The Chicago Sun-Times reported that Mayor Rahm Emanuel wants to make sure all communities have access to high-quality cultural programming, and thus, the festival might be anchored in one neighborhood with related events all around town.
The new Gospel Festival will run for two or three days, the newspaper reported.
Cultural Affairs and Special Events Commissioner Mary Boone pointed out to the Sun-Times that the origins of gospel music lie in Bronzeville, particularly at the Pilgrim Baptist Church on South Indiana Avenue, which is now being rebuilt following a devastating 2006 fire.

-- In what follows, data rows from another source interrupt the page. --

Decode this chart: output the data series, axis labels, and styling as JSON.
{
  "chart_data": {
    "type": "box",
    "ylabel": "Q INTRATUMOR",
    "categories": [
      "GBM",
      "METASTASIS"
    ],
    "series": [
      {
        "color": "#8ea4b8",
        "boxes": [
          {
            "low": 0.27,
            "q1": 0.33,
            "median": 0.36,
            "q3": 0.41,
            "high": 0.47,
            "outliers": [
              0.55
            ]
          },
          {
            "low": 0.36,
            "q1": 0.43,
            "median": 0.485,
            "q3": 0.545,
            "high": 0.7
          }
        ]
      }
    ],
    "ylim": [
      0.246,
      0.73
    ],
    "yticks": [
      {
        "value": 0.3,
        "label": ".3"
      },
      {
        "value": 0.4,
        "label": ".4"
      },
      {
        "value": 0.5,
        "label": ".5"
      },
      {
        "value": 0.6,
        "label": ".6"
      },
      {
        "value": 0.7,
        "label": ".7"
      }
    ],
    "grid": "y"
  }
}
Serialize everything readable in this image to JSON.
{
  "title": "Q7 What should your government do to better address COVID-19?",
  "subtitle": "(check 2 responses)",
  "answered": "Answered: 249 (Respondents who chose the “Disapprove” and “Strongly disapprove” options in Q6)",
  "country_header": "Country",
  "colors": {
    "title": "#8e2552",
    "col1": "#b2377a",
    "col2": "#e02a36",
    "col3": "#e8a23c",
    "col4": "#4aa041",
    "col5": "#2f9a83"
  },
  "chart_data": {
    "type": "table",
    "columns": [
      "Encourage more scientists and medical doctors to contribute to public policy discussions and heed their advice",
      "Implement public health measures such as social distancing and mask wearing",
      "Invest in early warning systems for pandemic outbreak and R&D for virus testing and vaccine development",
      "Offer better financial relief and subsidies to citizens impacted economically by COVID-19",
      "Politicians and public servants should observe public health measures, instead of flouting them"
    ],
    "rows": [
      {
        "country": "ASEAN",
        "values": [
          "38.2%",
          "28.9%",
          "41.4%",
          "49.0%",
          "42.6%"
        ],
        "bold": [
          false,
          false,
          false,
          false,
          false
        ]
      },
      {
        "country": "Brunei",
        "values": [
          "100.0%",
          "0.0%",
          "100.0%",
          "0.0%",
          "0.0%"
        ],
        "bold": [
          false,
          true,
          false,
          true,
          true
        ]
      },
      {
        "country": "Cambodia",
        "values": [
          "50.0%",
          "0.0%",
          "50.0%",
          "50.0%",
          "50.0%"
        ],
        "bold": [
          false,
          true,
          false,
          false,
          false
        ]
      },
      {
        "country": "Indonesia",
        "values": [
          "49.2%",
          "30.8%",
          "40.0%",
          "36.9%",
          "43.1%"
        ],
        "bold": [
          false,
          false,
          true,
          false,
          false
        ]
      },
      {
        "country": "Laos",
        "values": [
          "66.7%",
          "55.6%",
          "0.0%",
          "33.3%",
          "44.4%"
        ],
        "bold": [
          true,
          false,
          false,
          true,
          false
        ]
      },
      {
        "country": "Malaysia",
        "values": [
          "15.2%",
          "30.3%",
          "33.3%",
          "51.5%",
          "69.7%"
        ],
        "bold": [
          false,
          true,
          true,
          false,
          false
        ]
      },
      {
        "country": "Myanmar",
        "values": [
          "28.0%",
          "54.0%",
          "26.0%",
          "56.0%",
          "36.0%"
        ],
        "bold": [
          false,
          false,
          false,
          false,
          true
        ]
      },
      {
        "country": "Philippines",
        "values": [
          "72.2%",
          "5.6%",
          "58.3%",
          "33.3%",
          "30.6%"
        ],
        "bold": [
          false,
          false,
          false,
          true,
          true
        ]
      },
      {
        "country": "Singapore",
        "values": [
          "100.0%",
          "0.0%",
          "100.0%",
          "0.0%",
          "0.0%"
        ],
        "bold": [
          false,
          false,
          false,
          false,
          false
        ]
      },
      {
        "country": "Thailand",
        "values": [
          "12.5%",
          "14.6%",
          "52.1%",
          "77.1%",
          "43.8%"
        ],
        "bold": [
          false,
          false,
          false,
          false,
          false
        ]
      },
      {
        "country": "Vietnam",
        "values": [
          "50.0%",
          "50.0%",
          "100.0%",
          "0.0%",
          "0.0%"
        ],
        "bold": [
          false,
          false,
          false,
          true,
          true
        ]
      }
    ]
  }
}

But gospel music also has historic routes on the North and West sides, Boone told the Sun-Times.
Plans are also afoot to cut back the length of the Taste of Chicago, which is returning to city control after an unsuccessful year under the Chicago Park District, the Sun-Times reported. But the Taste might welcome more neighborhood restaurants, according to the Chicago Tribune.

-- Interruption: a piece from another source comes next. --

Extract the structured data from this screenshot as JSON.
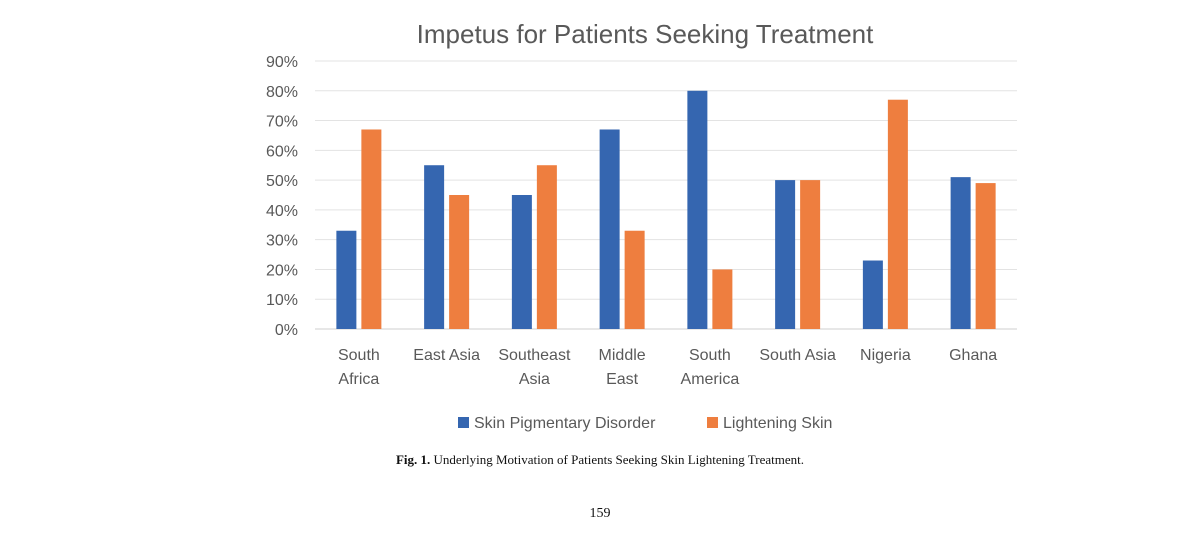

The city will keep the Jazz and Blues festivals at Grant Park, where they are based at the Petrillo Band Shell and an assortment of temporary stages. But they might include additional programming in city neighborhoods, the Tribune reported.
Until last year, the Gospel Festival was held every year in the first week of June, for many years at Petrillo, and at the Pritzker Pavilion in Millennium Park in more recent years.

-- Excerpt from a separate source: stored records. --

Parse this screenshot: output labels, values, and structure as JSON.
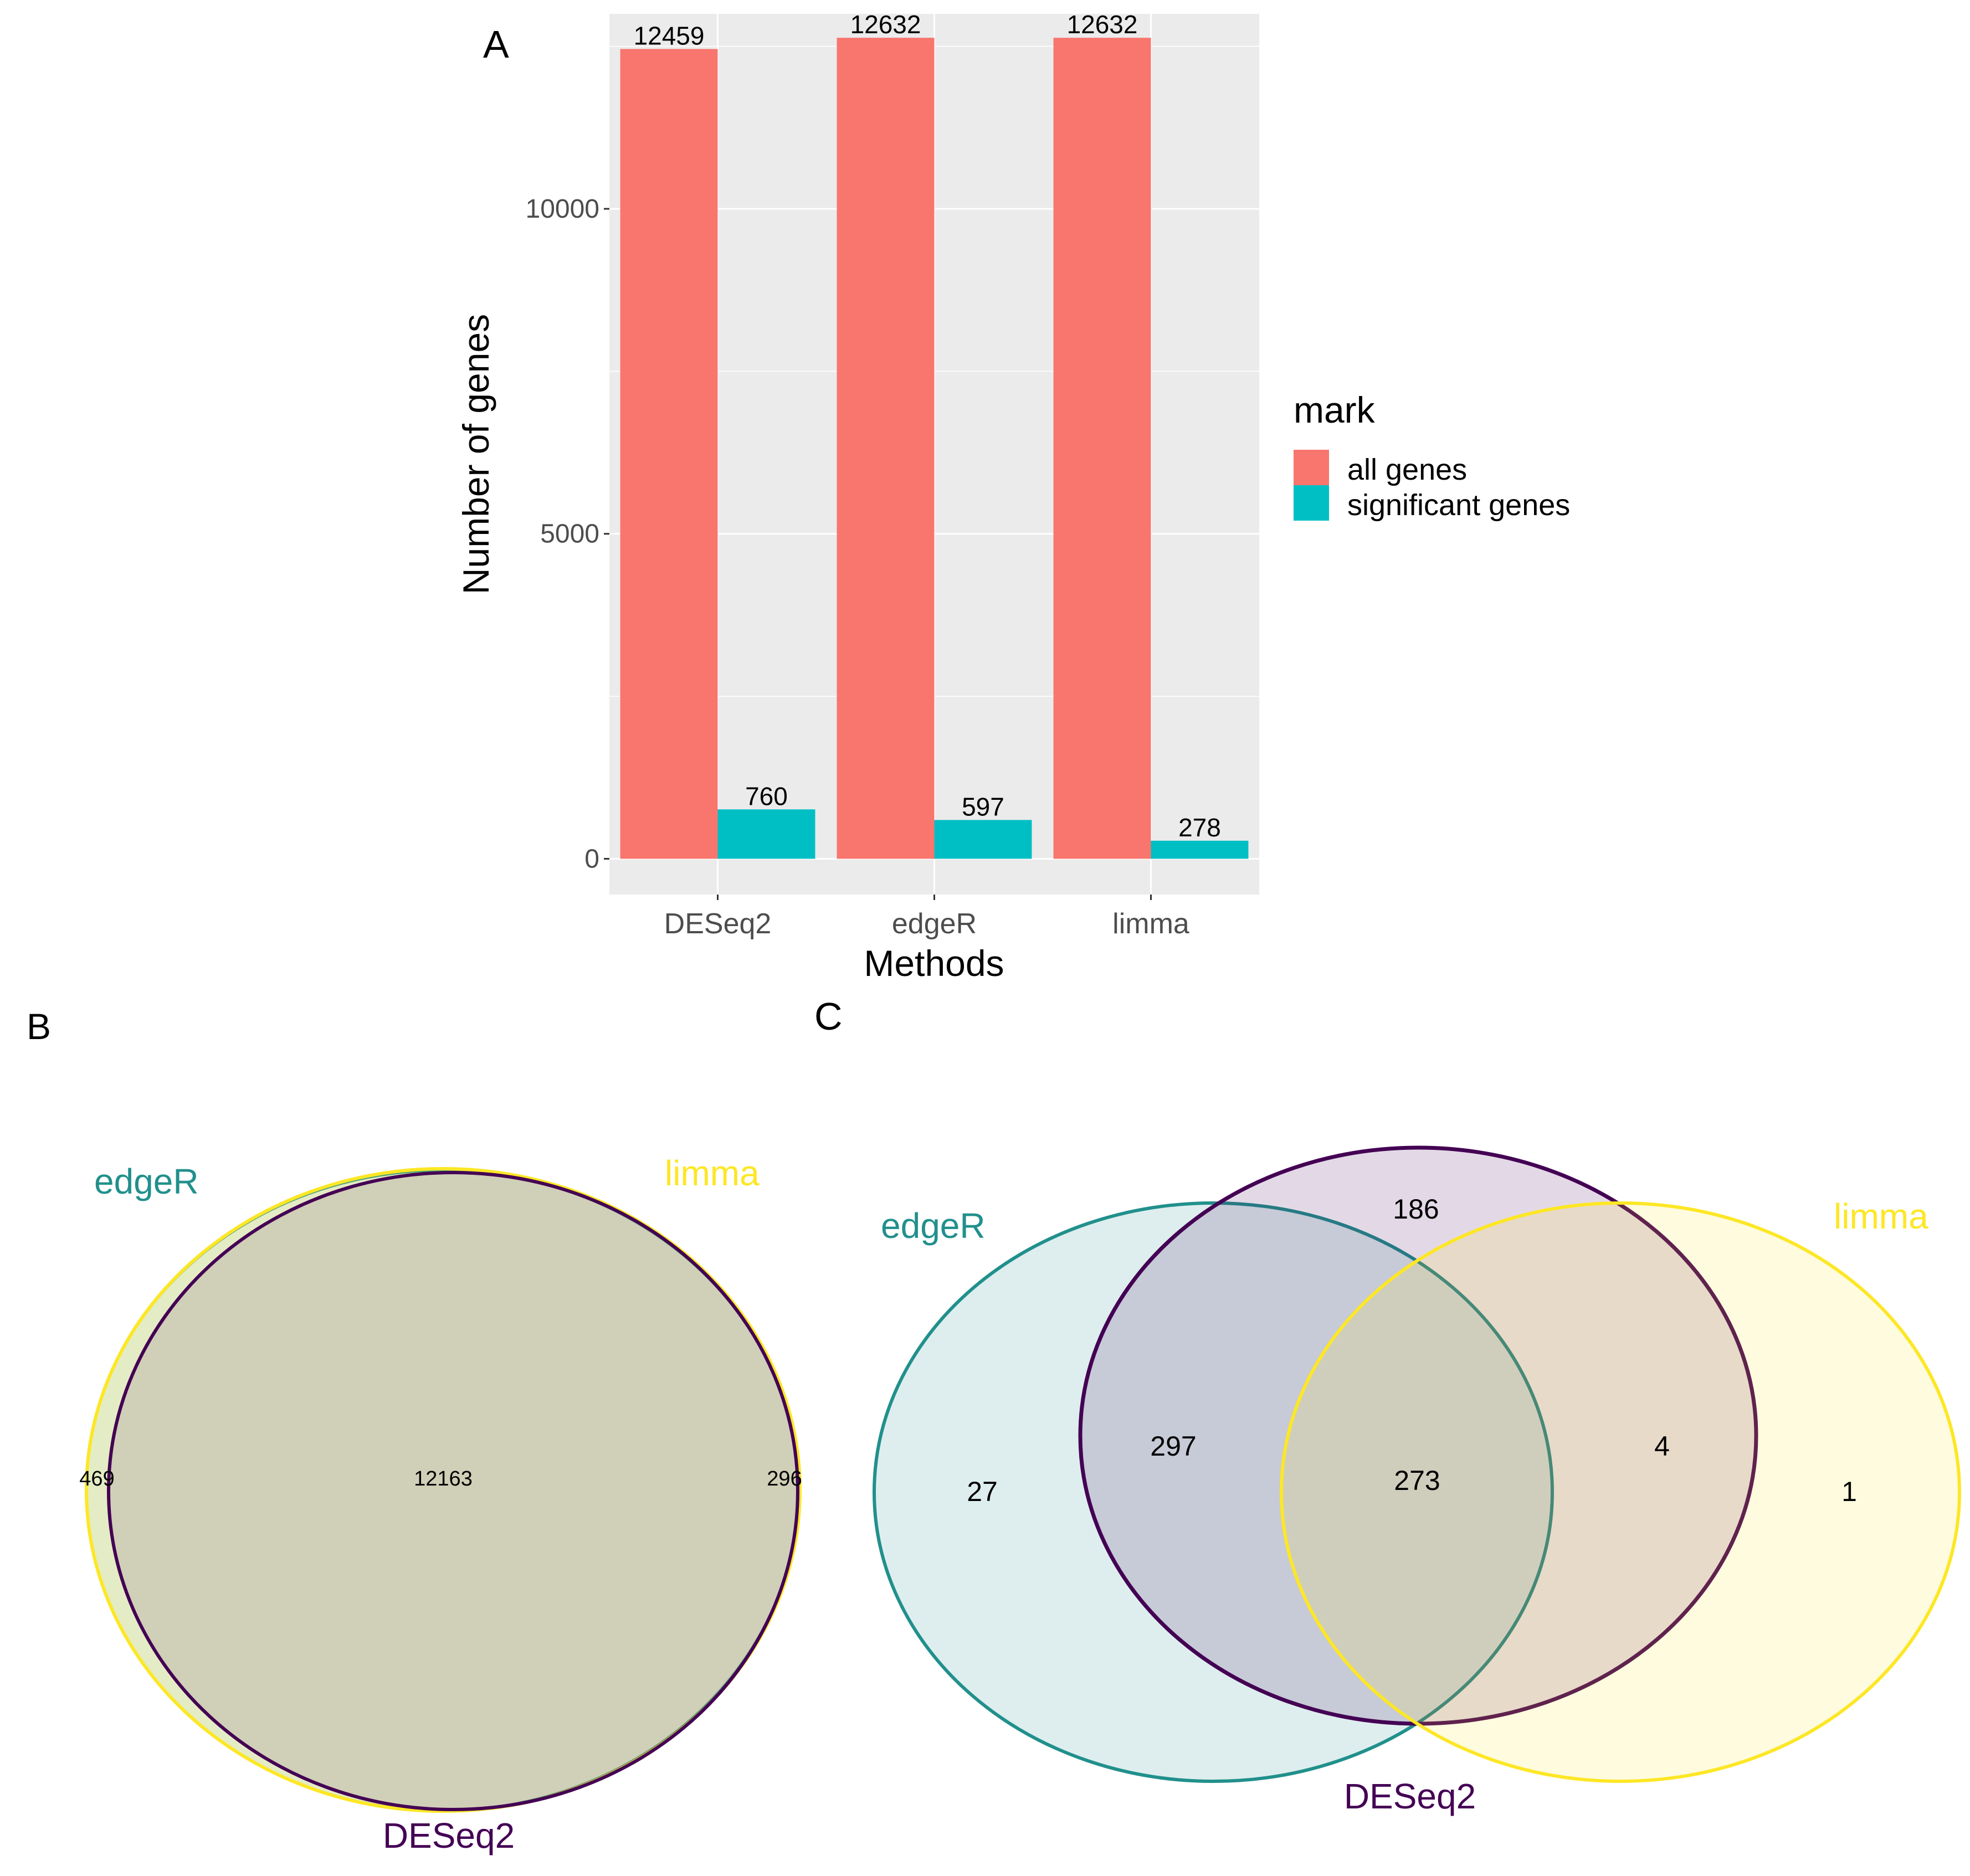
{
  "panels": {
    "a": "A",
    "b": "B",
    "c": "C"
  },
  "chart_data": [
    {
      "type": "bar",
      "xlabel": "Methods",
      "ylabel": "Number of genes",
      "categories": [
        "DESeq2",
        "edgeR",
        "limma"
      ],
      "ylim": [
        -550,
        13000
      ],
      "yticks": [
        0,
        5000,
        10000
      ],
      "grid": true,
      "legend": {
        "title": "mark",
        "placement": "right"
      },
      "series": [
        {
          "name": "all genes",
          "color": "#F8766D",
          "values": [
            12459,
            12632,
            12632
          ]
        },
        {
          "name": "significant genes",
          "color": "#00BFC4",
          "values": [
            760,
            597,
            278
          ]
        }
      ],
      "data_labels": [
        [
          "12459",
          "12632",
          "12632"
        ],
        [
          "760",
          "597",
          "278"
        ]
      ]
    },
    {
      "type": "venn",
      "sets": [
        {
          "name": "edgeR",
          "color": "#21908C"
        },
        {
          "name": "limma",
          "color": "#FDE725"
        },
        {
          "name": "DESeq2",
          "color": "#440154"
        }
      ],
      "regions": {
        "edgeR_only": "469",
        "all_three": "12163",
        "DESeq2_only": "296"
      }
    },
    {
      "type": "venn",
      "sets": [
        {
          "name": "edgeR",
          "color": "#21908C"
        },
        {
          "name": "DESeq2",
          "color": "#440154"
        },
        {
          "name": "limma",
          "color": "#FDE725"
        }
      ],
      "regions": {
        "DESeq2_only": "186",
        "edgeR_only": "27",
        "edgeR_DESeq2": "297",
        "all_three": "273",
        "DESeq2_limma": "4",
        "limma_only": "1"
      }
    }
  ]
}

Gospel Music traces its roots to Chicago. The phrase was coined by Dorsey in 1926 when he wrote the songs "Someday, Somewhere," and "If You See My Savior." While the church community initially dismissed Dorsey's music as "burlesque," the style caught on after Dorsey sang at a local National Baptist Convention in 1930.
Smaller gospel festivals are held at many locations throughout the city during the summer, including the Southside Neighborhood Gospel Festival in Englewood, and the "I Have a Vision" Community and Gospel Fest in Woodlawn. This year, for the first time, a gospel festival was also held in Washington Park as part of the Bud Billiken Parade.